•• p e a r l s
A pearl of great price would be a relevant parable to people living in the Roman period when
pearls were both rare and very popular. Appreciation of the pearl also extends to the Koran
(descriptions of Paradise). It's easy to understand why: the texture is smooth to touch, the
color deep and lustrous, the feel light yet substantial. Pearls are beautiful and against
our skin, they are magical.
Pearls are formed by mollusks, either saltwater oyster pearls
or freshwater pearl mussels. Cultured pearls form around a foreign object - usually a piece
of shell - introduced into the mantle that is gradually covered by layers of nacre. The
shape of a pearl largely depends on the shape of the introduced object.
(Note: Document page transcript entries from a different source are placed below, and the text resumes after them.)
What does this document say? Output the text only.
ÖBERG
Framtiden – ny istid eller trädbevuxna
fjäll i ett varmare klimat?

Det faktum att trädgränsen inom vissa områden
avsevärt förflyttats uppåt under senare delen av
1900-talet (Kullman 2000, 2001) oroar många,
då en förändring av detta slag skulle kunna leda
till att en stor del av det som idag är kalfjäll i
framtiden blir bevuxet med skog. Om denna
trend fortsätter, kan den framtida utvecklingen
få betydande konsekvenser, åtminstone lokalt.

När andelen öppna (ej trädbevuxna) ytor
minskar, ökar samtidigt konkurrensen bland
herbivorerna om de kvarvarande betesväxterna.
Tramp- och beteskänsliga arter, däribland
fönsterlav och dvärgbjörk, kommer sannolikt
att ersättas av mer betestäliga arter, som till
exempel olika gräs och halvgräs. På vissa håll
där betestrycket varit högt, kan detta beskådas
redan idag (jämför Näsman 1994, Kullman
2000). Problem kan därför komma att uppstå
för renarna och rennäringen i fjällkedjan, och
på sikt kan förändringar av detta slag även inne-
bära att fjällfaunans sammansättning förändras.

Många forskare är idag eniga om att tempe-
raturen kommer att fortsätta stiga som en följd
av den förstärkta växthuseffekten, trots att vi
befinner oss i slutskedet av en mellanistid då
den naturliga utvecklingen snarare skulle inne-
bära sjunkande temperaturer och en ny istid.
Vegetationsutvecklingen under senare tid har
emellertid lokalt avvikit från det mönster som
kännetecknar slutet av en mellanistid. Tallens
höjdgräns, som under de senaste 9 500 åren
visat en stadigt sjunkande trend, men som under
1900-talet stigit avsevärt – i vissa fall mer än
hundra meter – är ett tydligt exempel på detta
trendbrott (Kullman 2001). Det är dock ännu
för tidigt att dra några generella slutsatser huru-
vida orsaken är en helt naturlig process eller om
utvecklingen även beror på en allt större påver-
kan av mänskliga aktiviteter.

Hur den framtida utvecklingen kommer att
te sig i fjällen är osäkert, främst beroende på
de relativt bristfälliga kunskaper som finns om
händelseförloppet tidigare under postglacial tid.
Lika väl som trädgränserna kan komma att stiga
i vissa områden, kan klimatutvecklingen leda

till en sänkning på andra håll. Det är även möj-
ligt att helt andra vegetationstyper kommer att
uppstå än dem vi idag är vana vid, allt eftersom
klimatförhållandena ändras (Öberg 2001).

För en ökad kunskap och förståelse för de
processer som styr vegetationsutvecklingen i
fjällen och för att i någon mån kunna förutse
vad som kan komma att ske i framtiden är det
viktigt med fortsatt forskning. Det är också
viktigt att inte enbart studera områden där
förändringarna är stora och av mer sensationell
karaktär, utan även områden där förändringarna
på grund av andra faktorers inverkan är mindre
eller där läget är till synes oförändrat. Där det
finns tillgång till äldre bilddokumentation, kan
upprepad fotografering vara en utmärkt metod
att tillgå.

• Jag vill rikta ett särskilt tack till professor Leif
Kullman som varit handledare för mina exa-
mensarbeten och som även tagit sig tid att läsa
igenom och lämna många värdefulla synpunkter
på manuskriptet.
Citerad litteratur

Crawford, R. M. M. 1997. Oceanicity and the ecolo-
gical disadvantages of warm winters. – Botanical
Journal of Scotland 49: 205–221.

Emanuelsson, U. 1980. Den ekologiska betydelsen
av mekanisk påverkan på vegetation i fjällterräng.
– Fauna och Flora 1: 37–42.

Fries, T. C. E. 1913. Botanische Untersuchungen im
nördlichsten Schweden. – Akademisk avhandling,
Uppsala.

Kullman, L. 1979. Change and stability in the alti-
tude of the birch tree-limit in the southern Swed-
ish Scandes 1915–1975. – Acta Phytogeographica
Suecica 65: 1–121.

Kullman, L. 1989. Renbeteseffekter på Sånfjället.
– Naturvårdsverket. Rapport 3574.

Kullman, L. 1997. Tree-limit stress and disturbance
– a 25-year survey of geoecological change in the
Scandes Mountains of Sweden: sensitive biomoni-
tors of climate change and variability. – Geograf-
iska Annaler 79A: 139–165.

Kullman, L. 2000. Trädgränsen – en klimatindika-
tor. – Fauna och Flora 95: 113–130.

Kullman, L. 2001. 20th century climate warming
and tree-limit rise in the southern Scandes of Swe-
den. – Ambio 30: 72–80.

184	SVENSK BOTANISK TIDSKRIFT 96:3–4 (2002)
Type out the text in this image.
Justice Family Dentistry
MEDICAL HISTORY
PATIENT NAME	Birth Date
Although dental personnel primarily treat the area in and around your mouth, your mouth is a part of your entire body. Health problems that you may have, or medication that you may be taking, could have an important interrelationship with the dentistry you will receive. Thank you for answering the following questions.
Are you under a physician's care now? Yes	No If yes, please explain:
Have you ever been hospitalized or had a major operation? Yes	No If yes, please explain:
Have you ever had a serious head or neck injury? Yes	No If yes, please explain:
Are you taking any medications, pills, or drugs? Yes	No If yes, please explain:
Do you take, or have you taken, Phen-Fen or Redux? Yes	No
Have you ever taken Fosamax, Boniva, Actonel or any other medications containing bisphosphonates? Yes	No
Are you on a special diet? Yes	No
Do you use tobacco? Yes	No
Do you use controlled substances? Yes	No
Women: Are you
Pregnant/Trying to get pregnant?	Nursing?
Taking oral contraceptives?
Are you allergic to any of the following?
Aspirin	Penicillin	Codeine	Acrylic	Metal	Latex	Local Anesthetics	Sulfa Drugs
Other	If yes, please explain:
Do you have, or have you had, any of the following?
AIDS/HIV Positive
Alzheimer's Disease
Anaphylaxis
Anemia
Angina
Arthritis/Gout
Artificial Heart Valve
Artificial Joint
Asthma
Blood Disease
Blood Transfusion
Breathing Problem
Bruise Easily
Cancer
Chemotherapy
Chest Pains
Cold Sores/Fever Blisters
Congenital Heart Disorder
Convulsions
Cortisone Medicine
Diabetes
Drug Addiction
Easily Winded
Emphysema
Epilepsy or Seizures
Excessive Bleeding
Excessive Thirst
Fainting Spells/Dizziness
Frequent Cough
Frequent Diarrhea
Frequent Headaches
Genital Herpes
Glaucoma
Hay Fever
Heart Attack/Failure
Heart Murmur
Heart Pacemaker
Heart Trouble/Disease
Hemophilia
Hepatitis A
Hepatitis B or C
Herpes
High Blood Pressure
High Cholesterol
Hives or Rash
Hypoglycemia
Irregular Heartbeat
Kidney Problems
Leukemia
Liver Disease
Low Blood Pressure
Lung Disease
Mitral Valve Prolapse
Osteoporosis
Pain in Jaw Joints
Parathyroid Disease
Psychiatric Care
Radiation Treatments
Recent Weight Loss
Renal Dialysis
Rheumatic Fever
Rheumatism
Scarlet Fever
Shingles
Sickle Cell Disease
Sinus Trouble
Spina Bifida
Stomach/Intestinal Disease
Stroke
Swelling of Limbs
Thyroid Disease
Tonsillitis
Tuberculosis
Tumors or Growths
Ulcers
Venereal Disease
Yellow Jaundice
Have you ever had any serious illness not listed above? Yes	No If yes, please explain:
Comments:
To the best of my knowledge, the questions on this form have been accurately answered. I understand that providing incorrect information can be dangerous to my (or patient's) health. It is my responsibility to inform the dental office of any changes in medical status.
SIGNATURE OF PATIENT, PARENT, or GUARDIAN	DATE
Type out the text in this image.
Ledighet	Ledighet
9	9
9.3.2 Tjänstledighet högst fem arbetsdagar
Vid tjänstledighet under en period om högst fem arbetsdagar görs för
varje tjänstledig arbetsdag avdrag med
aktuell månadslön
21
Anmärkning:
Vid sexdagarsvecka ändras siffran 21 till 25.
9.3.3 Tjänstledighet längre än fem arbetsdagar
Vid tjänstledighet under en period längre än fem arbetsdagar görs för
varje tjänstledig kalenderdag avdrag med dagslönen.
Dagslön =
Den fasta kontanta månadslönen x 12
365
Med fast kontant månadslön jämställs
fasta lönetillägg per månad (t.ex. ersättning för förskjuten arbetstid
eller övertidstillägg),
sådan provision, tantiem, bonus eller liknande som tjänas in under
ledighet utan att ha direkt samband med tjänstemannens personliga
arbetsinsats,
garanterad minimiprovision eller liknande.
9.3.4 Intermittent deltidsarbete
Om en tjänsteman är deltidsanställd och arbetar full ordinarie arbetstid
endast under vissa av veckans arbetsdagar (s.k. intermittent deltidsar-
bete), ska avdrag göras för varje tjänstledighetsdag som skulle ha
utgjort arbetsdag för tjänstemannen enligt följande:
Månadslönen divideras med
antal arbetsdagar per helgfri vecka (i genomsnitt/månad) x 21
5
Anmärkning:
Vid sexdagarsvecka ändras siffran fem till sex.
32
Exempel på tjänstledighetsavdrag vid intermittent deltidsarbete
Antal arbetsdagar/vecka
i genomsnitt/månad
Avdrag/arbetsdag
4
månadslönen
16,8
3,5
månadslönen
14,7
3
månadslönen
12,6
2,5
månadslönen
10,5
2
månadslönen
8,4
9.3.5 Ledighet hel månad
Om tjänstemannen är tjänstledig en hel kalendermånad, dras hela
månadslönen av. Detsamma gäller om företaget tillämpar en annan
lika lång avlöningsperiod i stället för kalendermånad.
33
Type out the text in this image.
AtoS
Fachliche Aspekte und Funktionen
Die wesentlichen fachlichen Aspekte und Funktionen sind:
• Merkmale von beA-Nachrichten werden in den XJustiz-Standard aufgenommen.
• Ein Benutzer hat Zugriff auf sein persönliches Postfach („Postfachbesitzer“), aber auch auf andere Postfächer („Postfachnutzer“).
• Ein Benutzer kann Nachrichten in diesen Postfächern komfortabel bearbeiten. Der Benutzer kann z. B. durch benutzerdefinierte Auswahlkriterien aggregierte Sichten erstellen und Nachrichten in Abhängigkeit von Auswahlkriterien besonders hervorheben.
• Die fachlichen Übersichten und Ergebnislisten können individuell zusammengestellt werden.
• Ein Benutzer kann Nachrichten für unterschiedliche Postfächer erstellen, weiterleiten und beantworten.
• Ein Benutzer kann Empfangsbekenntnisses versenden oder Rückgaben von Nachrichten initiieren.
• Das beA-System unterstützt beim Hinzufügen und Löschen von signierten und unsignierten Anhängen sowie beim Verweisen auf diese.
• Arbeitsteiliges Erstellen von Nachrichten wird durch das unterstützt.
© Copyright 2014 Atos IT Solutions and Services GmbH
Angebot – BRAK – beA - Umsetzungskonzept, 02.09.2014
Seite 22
Natural pearls are
formed in the same way as cultured pearls (layers of nacre), though the process tends to
take longer, making naturally formed pearls more expensive and in general less uniform than
their cultured counterparts.
Common shapes for pearls include round, semi-round, potato (roundish), rice (elongated), baroque
(irregular) and keshi. Keshi or petal pearls are lovely irregularly shaped cup-like pearls that
technically are more akin to mother-of-pearl than pearl itself. They are a byproduct of seeding
the mollusk that results in nacre forming around a portion of the inserted object rather than the entire
object - a beautiful mistake, really.